Hace ya unos días que terminé de leer Middlemarch. Me ha dejado tan agotado que ningún momento me ha parecido adecuado para escribir la correspondiente reseña, así que con la clara intención de quitármela de en medio ha resultado esto que os disponéis a leer. Y no es que no me haya gustado, al contrario, prueba de ello es que he estado casi dos semanas en plan hormiguita dando cuenta de ella un buen rato todos los días. Pero también tenemos que reconocer que los gustos cambian con los tiempos y no se puede negar que estamos ante una novela decimonónica arquetípica de desarrollo lineal, personajes y acciones realistas, sobreabundancia de explicaciones y marcada intención didáctica. Y que no se nos olvide: casi 900 páginas en la edición de Alba. Conste que George Eliot domina a la perfección la narración y tiene una habilidad extraordinaria para diseccionar el comportamiento humano, regalándonos unos análisis y unos símiles muy agudos. De hecho podría decirse que estamos ante un compendio exhaustivo de los actos y pensamientos que nos caracterizan como especie, despreciables en su mayoría y nobles solo en contadísimas ocasiones. Además el personaje principal, la joven Dorothea Casaubon (de soltera Brooke), es una proyección de las ideas progresistas de la autora, ya que ansía un conocimiento y una libertad de acción que estaban vedadas a la mujer en aquellos días. Pero, pero, pero, a pesar de todos los aspectos positivos, son casi 900 páginas que a mí me han parecido algo folletinescas. Problemas en los matrimonios por un lado, tejemanejes de solteros para conquistar a sus amadas y a sus padres por otro, las dificultades para salir adelante de éstos y aquéllos, las fortunas amasadas por medios poco íntegros de alguno, los chantajes de personajes recuperados de un pasado oscuro, los cotilleos de provincias, las mansiones, etc. etc.

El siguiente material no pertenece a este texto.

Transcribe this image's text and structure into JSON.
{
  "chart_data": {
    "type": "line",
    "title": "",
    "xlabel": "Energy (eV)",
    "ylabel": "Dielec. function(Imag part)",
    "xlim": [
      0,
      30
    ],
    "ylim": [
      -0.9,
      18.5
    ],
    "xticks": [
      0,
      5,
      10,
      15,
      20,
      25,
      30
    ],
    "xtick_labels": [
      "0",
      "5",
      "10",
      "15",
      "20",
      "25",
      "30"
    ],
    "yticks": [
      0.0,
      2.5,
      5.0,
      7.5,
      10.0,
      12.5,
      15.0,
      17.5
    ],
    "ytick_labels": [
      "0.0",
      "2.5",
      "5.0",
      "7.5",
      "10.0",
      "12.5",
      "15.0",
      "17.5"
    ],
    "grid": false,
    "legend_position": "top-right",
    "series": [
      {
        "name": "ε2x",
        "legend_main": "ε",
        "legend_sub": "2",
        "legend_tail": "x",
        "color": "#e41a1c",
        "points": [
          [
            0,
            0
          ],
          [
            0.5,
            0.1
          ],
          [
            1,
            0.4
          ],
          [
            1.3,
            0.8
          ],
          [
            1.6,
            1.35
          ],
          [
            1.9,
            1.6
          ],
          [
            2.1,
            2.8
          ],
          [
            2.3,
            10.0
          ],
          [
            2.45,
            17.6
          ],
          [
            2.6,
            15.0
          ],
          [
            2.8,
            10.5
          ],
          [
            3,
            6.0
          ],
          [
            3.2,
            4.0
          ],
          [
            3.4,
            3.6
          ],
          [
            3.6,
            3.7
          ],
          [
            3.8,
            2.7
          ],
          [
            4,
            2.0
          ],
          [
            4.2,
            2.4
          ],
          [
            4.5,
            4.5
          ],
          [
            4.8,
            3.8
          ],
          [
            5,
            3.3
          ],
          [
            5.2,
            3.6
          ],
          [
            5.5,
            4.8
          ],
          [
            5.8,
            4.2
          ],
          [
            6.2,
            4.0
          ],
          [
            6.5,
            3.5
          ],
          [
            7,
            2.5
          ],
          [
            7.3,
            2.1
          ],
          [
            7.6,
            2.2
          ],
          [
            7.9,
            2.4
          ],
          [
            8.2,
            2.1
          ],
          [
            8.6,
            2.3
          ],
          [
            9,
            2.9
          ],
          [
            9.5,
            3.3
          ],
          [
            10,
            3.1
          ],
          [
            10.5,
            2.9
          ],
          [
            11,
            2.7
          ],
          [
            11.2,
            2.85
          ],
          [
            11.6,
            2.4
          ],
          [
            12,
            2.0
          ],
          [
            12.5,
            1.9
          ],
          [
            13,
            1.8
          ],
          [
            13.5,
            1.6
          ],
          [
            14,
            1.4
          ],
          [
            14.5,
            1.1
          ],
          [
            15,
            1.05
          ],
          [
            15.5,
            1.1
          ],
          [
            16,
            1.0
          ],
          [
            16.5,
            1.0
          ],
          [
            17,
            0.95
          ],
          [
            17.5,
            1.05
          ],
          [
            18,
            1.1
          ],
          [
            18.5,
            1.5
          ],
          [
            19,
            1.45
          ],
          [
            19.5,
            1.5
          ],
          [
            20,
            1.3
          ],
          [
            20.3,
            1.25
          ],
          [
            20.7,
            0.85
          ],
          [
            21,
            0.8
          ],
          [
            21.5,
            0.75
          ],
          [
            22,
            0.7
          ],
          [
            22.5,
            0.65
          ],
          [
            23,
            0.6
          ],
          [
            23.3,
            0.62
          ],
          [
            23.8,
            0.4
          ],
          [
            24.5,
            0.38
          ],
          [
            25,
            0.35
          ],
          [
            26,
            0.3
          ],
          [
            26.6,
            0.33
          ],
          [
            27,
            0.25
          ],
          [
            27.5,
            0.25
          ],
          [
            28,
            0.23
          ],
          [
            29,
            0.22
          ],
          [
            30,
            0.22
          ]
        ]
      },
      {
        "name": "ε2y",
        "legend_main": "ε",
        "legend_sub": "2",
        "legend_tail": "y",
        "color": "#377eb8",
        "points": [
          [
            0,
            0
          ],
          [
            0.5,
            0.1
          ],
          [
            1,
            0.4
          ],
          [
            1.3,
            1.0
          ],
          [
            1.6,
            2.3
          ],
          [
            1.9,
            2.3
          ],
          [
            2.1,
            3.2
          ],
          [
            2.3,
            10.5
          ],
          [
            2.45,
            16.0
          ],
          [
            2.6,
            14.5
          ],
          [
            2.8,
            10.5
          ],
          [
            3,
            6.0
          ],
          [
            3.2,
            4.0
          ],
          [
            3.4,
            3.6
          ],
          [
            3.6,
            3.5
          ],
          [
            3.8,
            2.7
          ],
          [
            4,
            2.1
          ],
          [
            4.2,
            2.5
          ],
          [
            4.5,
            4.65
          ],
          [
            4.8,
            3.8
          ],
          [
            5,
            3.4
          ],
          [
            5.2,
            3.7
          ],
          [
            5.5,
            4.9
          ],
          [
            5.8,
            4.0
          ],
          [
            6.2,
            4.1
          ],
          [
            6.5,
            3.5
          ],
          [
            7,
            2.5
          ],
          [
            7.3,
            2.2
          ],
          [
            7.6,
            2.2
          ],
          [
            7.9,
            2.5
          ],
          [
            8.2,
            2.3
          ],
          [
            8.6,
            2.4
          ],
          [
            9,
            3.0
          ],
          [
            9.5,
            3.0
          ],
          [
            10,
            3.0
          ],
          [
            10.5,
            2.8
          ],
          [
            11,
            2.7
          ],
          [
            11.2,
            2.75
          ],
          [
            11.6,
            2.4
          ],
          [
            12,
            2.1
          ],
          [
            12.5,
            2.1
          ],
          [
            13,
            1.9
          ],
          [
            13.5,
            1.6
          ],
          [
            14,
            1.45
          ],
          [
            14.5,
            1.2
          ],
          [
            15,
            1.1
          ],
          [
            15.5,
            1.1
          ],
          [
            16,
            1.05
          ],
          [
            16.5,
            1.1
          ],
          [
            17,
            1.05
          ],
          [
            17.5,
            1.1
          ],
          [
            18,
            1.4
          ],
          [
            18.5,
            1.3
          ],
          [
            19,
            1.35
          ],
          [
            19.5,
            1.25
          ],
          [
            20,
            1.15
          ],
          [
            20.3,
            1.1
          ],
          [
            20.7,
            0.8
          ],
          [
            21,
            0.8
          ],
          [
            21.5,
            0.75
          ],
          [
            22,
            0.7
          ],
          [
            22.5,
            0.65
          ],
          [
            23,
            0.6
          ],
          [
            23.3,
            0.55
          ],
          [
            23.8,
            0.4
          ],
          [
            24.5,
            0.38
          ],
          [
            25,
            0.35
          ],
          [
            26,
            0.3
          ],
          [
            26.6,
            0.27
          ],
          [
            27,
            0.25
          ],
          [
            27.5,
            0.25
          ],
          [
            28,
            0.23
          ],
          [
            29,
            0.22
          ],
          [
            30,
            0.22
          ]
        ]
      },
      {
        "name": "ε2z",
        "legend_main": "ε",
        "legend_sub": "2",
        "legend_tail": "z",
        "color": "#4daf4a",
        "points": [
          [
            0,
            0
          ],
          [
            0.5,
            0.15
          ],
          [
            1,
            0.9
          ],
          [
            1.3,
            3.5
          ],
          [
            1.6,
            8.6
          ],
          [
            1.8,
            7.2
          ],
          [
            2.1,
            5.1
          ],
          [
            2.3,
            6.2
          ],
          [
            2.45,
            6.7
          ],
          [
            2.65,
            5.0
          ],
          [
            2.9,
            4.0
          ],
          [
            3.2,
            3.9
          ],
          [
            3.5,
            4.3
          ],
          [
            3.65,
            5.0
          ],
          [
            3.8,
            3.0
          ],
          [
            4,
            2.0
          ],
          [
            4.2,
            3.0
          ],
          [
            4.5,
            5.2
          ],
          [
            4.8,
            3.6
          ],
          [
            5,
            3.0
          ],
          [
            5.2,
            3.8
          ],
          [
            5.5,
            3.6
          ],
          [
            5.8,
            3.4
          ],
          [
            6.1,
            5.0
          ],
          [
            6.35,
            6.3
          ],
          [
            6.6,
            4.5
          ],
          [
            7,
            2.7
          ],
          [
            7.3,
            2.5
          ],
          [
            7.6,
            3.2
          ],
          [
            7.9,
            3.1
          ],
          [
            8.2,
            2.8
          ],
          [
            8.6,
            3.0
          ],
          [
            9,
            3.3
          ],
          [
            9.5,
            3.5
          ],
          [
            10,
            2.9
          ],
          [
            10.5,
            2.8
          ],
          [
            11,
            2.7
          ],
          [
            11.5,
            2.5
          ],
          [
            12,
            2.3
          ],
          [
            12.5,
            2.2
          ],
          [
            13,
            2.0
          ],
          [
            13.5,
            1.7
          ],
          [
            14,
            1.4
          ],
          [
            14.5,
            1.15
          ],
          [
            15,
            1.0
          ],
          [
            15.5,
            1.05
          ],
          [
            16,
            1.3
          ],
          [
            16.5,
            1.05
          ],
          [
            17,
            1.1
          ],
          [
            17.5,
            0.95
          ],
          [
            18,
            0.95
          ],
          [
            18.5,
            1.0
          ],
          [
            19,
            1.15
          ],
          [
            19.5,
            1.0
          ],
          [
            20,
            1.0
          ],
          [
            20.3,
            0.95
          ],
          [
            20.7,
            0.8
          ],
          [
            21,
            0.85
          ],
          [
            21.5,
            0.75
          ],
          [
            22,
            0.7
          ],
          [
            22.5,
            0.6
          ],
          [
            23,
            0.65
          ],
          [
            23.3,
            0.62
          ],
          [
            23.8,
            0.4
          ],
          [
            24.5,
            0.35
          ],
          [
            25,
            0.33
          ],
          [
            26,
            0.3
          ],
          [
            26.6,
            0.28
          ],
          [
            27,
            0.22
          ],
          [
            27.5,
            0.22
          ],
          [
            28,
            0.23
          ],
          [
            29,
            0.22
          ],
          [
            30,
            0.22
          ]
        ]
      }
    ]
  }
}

La BBC preguntó a 80 y pico críticos de fuera de UK cuál consideraban que era la mejor novela británica de todos los tiempos y eligieron ésta. Yo desde luego no soy ningún especialista y no he leído ni la mitad de la mitad de la mitad de lo que debería haber leído para tener criterio, pero sí puedo decir que Tristram Shandy me parece mucho más moderna, divertida e innovadora, todo ello habiendo sido escrita más de un siglo antes. Y ni siquiera aparece en esa lista con las 25 mejores.
Por cierto, si queréis haceros una idea de la trama y además conocer otra opinión, os recomiendo la reseña de En la ciudad sin cines. Es todo lo precisa y cabal que a mí me habría gustado hacer ésta, pero lo que estáis terminando de leer es prueba fehaciente de que no me han quedado fuerzas.